Oooh, I’m especially excited to participate in this week’s Saturday Night Genealogy Fun from Randy Seaver's Genea-Musings blog as it highlights a part of the tree I have seldom focused on in my blog. Forgive me, but I’m going to give a more complete story than the original intent of telling three facts about the person I came up with using the “roulette” number…
My paternal grandfather, Cephas Bryant (C.B.) Watts, was born in 1899. When I divide that number by 100 and round it off I get the “roulette” number of 19.
Using that number on my ancestral name list brings me to C.B.’s maternal grandmother, Mary E.M. Brizendine. Interestingly enough, it was likely Mary’s maternal grandfather, Oliver Bryant McCraw, for whom C.B. got his middle name. Apparently he was a man worth remembering for it is also probably how C.B.’s mother, Ollie Spencer, got her as well.
My grandfather always told me that his mother Ollie was an orphan. When I began researching, I thought I’d never be able to get far on this line. It turned out finding the names of Ollie’s parents was fairly easy. Ollie died in 1925 of tuberculosis. Her death certificate listed her parents as Thomas Hutchinson Spencer and Mary Brizendine. Easy enough, although it has never been an easy line from there.
Thomas Hutchinson Spencer, 1831/1834-25 Oct 1875 Trigg Co, KY

Thomas Hutchinson “Hutch” Spencer proved to be a fairly elusive gentleman to pin down. He apparently had a hearing impediment, for on several records he is listed as deaf and dumb. Whatever his disability, he did manage to marry and have children. He was born in Kentucky and lived during the time of the Civil War. The photo we have of him is reminiscent of Abraham Lincoln himself. I always sent a copy of the photo to school with my children in honor of President’s Day in years past. He is what my kids call our “Lincoln ancestor.” (Pardon my continued digression, but isn’t it ironic that I’m writing this so close to President’s Day this year?). The photograph I have of him (shown above) is a real photo postcard very obviously copied from an original cased tintype image.
And now back to Mary. She died fairly young so there are not many records on her. She was born in Charlotte Co, VA around the year 1841, the daughter of Cyrus Brizendine and his wife Mary L. McCraw. Her parents migrated from Virginia to Kentucky along with her McCraw grandparents. Her grandfather, Oliver Bryant McCraw, died in the year 1848 in Christian Co, KY. Mary was listed with the middle initial of "M" in the 1850 U. S. Census and with the middle initial of "E" in the 1860 U. S. Census in Christian County, Kentucky.
The marriage between Mary and Hutch was recorded in Christian Co, KY. On the 13 April of 1865, the two were married at her father’s home according to Cordelia C. Gary’s 1970 book Christian Co, KY Marriage Records 1851-1900 (pp. 19 & 261).
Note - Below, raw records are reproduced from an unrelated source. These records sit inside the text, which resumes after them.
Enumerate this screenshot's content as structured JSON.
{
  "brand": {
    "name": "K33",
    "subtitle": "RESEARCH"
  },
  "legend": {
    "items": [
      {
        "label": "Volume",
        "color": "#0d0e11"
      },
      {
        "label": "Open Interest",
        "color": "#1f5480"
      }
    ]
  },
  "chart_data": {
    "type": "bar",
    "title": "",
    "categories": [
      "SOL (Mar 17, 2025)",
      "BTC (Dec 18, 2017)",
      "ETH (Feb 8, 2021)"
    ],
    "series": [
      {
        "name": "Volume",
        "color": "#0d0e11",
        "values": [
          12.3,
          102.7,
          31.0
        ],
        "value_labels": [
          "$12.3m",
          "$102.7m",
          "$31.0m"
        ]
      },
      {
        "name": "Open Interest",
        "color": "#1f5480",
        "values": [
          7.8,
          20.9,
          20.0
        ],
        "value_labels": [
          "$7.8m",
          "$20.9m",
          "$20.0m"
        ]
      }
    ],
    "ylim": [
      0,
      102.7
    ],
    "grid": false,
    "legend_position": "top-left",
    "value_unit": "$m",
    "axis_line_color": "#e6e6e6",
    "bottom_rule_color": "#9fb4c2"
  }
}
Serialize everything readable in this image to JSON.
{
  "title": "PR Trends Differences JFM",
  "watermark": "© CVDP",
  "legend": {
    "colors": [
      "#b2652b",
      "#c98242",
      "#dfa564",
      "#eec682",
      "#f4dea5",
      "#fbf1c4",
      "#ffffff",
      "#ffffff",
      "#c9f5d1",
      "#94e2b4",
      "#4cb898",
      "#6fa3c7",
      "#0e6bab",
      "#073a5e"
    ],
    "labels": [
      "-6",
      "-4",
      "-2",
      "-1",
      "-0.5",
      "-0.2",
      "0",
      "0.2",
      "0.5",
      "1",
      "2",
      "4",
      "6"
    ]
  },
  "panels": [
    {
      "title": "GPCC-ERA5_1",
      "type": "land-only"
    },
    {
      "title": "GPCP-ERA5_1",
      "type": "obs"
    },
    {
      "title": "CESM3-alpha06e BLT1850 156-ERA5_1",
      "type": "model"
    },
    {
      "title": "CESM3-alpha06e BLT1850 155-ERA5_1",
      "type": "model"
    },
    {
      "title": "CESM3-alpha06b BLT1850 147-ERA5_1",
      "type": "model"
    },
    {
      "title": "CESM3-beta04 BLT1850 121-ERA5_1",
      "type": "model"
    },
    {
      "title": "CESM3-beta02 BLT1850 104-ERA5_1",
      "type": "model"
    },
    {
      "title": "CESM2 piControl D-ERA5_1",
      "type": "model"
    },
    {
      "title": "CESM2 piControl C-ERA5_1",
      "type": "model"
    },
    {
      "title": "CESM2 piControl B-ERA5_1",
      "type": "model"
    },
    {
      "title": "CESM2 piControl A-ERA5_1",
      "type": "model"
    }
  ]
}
This was just four days after General Lee’s surrender which officially ended the American Civil War.
Their daughter Ollie Spencer was born there on 19 October 1866. It appears they had another child, Mary L. Spencer, born between 1867 and 1871. The only evidence for this child appears in the 1879 tax list of Trigg County, Kentucky when Ollie Spencer and Mary L. Spencer were listed as children between the ages of 6-20. Their father remarried in October of 1871 but died in 1875, indeed leaving Ollie an orphan as my grandfather had told me.
That is about all I know about “Ancestor #19.” Thanks for the challenge, Randy!